И над всем этим миром цветов, лоз, деревьев, царили пчёлы. Они жужжали, сновали от цветка к цветку, от дерева к дереву, от лозы к лозе. И всё, что цвело вокруг, нуждалось в любви. Нуждалось во внимании, нуждалось в опылении своих тычинок!
И Пчела, и Трутень, Каждую весну дарили всему живому в саду эту любовь.
А Сад, Сад дарил им нектар. Как благодарность за столь трудолюбивое, заботливое, и нежное внимание.
– Ж-ж-ж, – жужжала деловито Пчела. И, не обращая внимания ни на что, трудилась с утра до вечера. Она опыляла цветы, разносила по саду пыльцу, собирала нектар.
– Ж-ж-ж, – жужжал вместе с ней трутень. Он тоже трудился. Особенно в начале весны. Но потом, он как-то всё меньше и меньше думал о нектаре, о мёде для своих деток. Но зато, всё громче и громче жужжал.
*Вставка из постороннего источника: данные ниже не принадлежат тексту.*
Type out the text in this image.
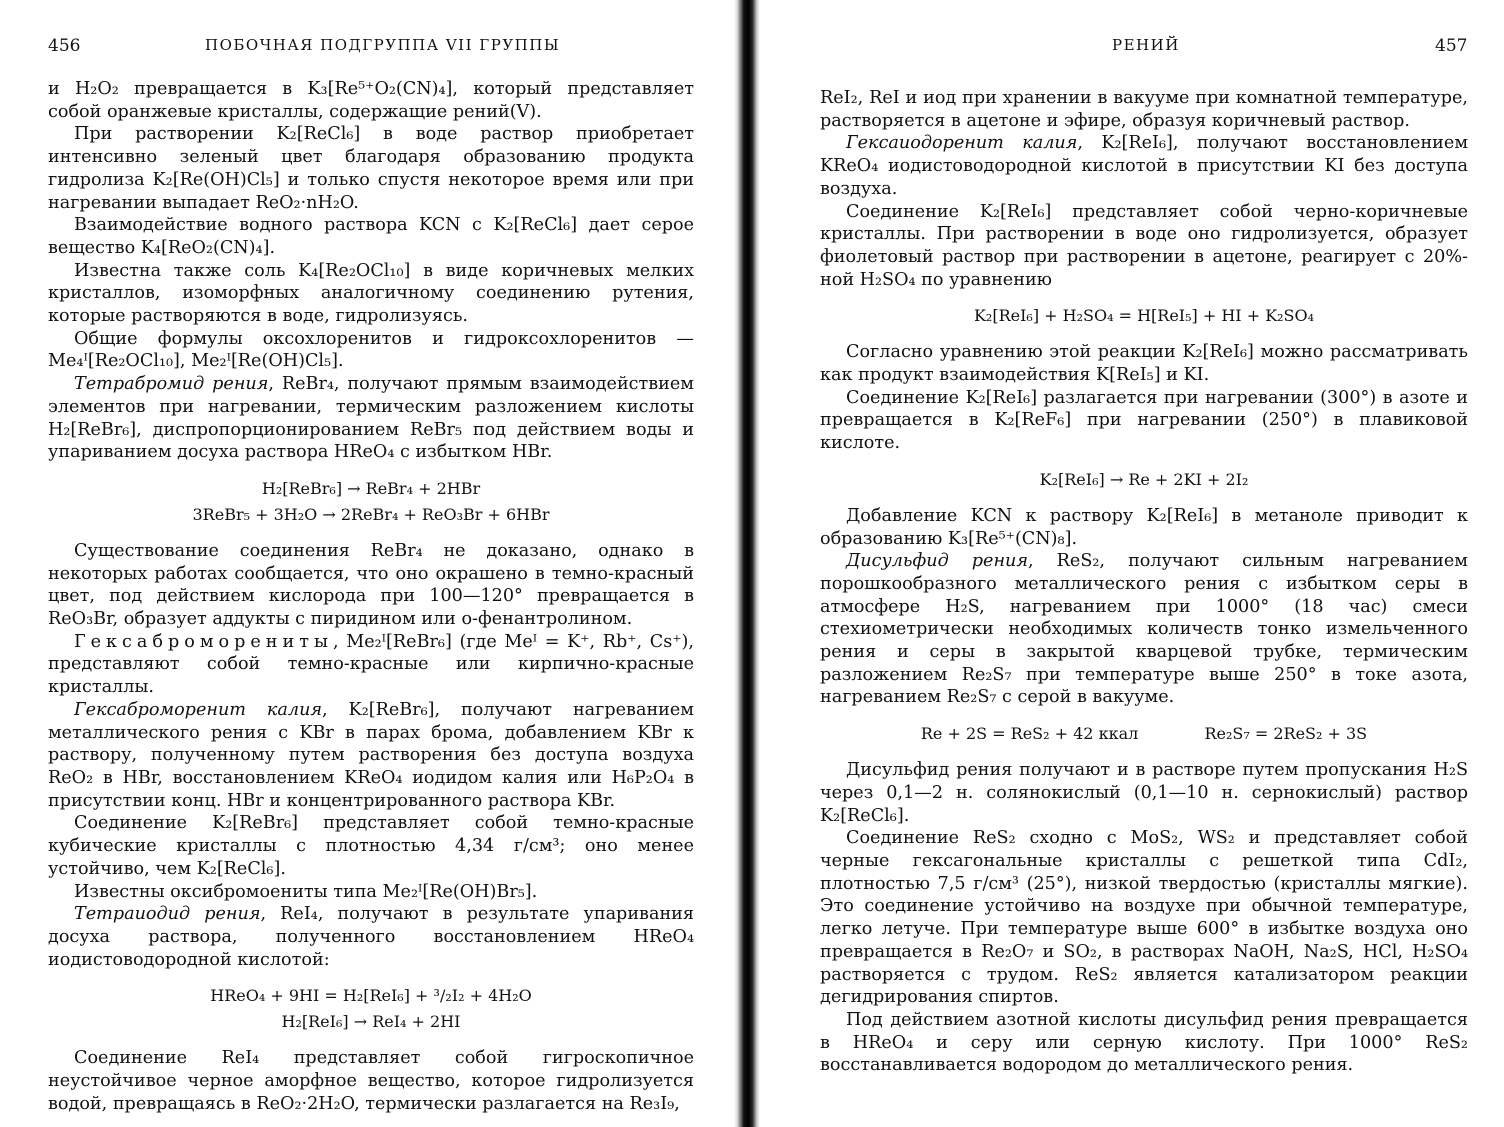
456	ПОБОЧНАЯ ПОДГРУППА VII ГРУППЫ

и H₂O₂ превращается в K₃[Re⁵⁺O₂(CN)₄], который представляет собой оранжевые кристаллы, содержащие рений(V).

При растворении K₂[ReCl₆] в воде раствор приобретает интенсивно зеленый цвет благодаря образованию продукта гидролиза K₂[Re(OH)Cl₅] и только спустя некоторое время или при нагревании выпадает ReO₂·nH₂O.

Взаимодействие водного раствора KCN с K₂[ReCl₆] дает серое вещество K₄[ReO₂(CN)₄].

Известна также соль K₄[Re₂OCl₁₀] в виде коричневых мелких кристаллов, изоморфных аналогичному соединению рутения, которые растворяются в воде, гидролизуясь.

Общие формулы оксохлоренитов и гидроксохлоренитов — Me₄ᴵ[Re₂OCl₁₀], Me₂ᴵ[Re(OH)Cl₅].

Тетрабромид рения, ReBr₄, получают прямым взаимодействием элементов при нагревании, термическим разложением кислоты H₂[ReBr₆], диспропорционированием ReBr₅ под действием воды и упариванием досуха раствора HReO₄ с избытком HBr.

H₂[ReBr₆] → ReBr₄ + 2HBr

3ReBr₅ + 3H₂O → 2ReBr₄ + ReO₃Br + 6HBr

Существование соединения ReBr₄ не доказано, однако в некоторых работах сообщается, что оно окрашено в темно-красный цвет, под действием кислорода при 100—120° превращается в ReO₃Br, образует аддукты с пиридином или о-фенантролином.

Гексабромоpениты, Me₂ᴵ[ReBr₆] (где Meᴵ = K⁺, Rb⁺, Cs⁺), представляют собой темно-красные или кирпично-красные кристаллы.

Гексабромоpенит калия, K₂[ReBr₆], получают нагреванием металлического рения с KBr в парах брома, добавлением KBr к раствору, полученному путем растворения без доступа воздуха ReO₂ в HBr, восстановлением KReO₄ иодидом калия или H₆P₂O₄ в присутствии конц. HBr и концентрированного раствора KBr.

Соединение K₂[ReBr₆] представляет собой темно-красные кубические кристаллы с плотностью 4,34 г/см³; оно менее устойчиво, чем K₂[ReCl₆].

Известны оксибромоениты типа Me₂ᴵ[Re(OH)Br₅].

Тетраиодид рения, ReI₄, получают в результате упаривания досуха раствора, полученного восстановлением HReO₄ иодистоводородной кислотой:

HReO₄ + 9HI = H₂[ReI₆] + ³/₂I₂ + 4H₂O

H₂[ReI₆] → ReI₄ + 2HI

Соединение ReI₄ представляет собой гигроскопичное неустойчивое черное аморфное вещество, которое гидролизуется водой, превращаясь в ReO₂·2H₂O, термически разлагается на Re₃I₉,

РЕНИЙ	457

ReI₂, ReI и иод при хранении в вакууме при комнатной температуре, растворяется в ацетоне и эфире, образуя коричневый раствор.

Гексаиодоренит калия, K₂[ReI₆], получают восстановлением KReO₄ иодистоводородной кислотой в присутствии KI без доступа воздуха.

Соединение K₂[ReI₆] представляет собой черно-коричневые кристаллы. При растворении в воде оно гидролизуется, образует фиолетовый раствор при растворении в ацетоне, реагирует с 20%-ной H₂SO₄ по уравнению

K₂[ReI₆] + H₂SO₄ = H[ReI₅] + HI + K₂SO₄

Согласно уравнению этой реакции K₂[ReI₆] можно рассматривать как продукт взаимодействия K[ReI₅] и KI.

Соединение K₂[ReI₆] разлагается при нагревании (300°) в азоте и превращается в K₂[ReF₆] при нагревании (250°) в плавиковой кислоте.

K₂[ReI₆] → Re + 2KI + 2I₂

Добавление KCN к раствору K₂[ReI₆] в метаноле приводит к образованию K₃[Re⁵⁺(CN)₈].

Дисульфид рения, ReS₂, получают сильным нагреванием порошкообразного металлического рения с избытком серы в атмосфере H₂S, нагреванием при 1000° (18 час) смеси стехиометрически необходимых количеств тонко измельченного рения и серы в закрытой кварцевой трубке, термическим разложением Re₂S₇ при температуре выше 250° в токе азота, нагреванием Re₂S₇ с серой в вакууме.

Re + 2S = ReS₂ + 42 ккал	Re₂S₇ = 2ReS₂ + 3S

Дисульфид рения получают и в растворе путем пропускания H₂S через 0,1—2 н. солянокислый (0,1—10 н. сернокислый) раствор K₂[ReCl₆].

Соединение ReS₂ сходно с MoS₂, WS₂ и представляет собой черные гексагональные кристаллы с решеткой типа CdI₂, плотностью 7,5 г/см³ (25°), низкой твердостью (кристаллы мягкие). Это соединение устойчиво на воздухе при обычной температуре, легко летуче. При температуре выше 600° в избытке воздуха оно превращается в Re₂O₇ и SO₂, в растворах NaOH, Na₂S, HCl, H₂SO₄ растворяется с трудом. ReS₂ является катализатором реакции дегидрирования спиртов.

Под действием азотной кислоты дисульфид рения превращается в HReO₄ и серу или серную кислоту. При 1000° ReS₂ восстанавливается водородом до металлического рения.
– Ж-ж-ж, – не унимался он. – Смотрите, смотрите все, как я умею жужжать. Какой я умный, какой я красивый. Как я люблю свою пчёлку. А пчела всё трудилась и трудилась. Весь зад был опылён её трудолюбивыми лапками. И вскоре, к середине лета, столько плодов появилось вокруг.
Ярко алые черешни, тяжёлыми пачками свисали с раскидистых молодых веток дерева.
Яблоки улыбались красными боками, прижимая к земле раскидистые плодовые ветки.
Сливы наливались тёмно-синим соком, таким сладким, и таким неповторимым на вкус. И весь сад шептал: «Спасибо, спасибо, спасибо пчёлка за твою любовь, за то, что ты так вовремя опылила наши лепестки и тычинки!
А трутень, всё жужжал и жужжал: «Ах, какой я красивый! Ах! Как я умею жужжать! Ах, какие у меня мощные и красивые крылья.
Шло лето. И всё это видел и слышал Мальчик. И как было жаль, что никто не верил, что весь Сад – живой. И никто не слышал этих удивительных разговоров и сцен.
Незаметно пролетело лето. И вот настала осень. По утрам стало уже не так тепло и ласково, как было прежде. И тучи, тёмные и дождевые всё чаще приходили с Севера. И холодные ветры, дули порой целые недели напролёт. Мальчик пошёл в школу. И всё же, когда выдавалось время, он также ложился в гамак, и всё так же прислушивался. И как же всё изменилось вокруг.
Розы всё ещё цвели, но что это? Мальчик услышал жалобный голос.
– Милый, милый зелёный Жук! Но почему же ты так жесток! Зачем ты выедаешь мои лепестки изнутри? Мне же больно… Мне больно… Больно.
А жук жужжал в ответ:
– Ну как же-ж-ж-ж-е мне не выедать твои лепестки! Я же-ж-ж-е голодный. А лепестки твои такие ж-ж-ж-жёлтые. Такие ж-ж-ж-желанные! Такие ж-ж-ж-жасминные!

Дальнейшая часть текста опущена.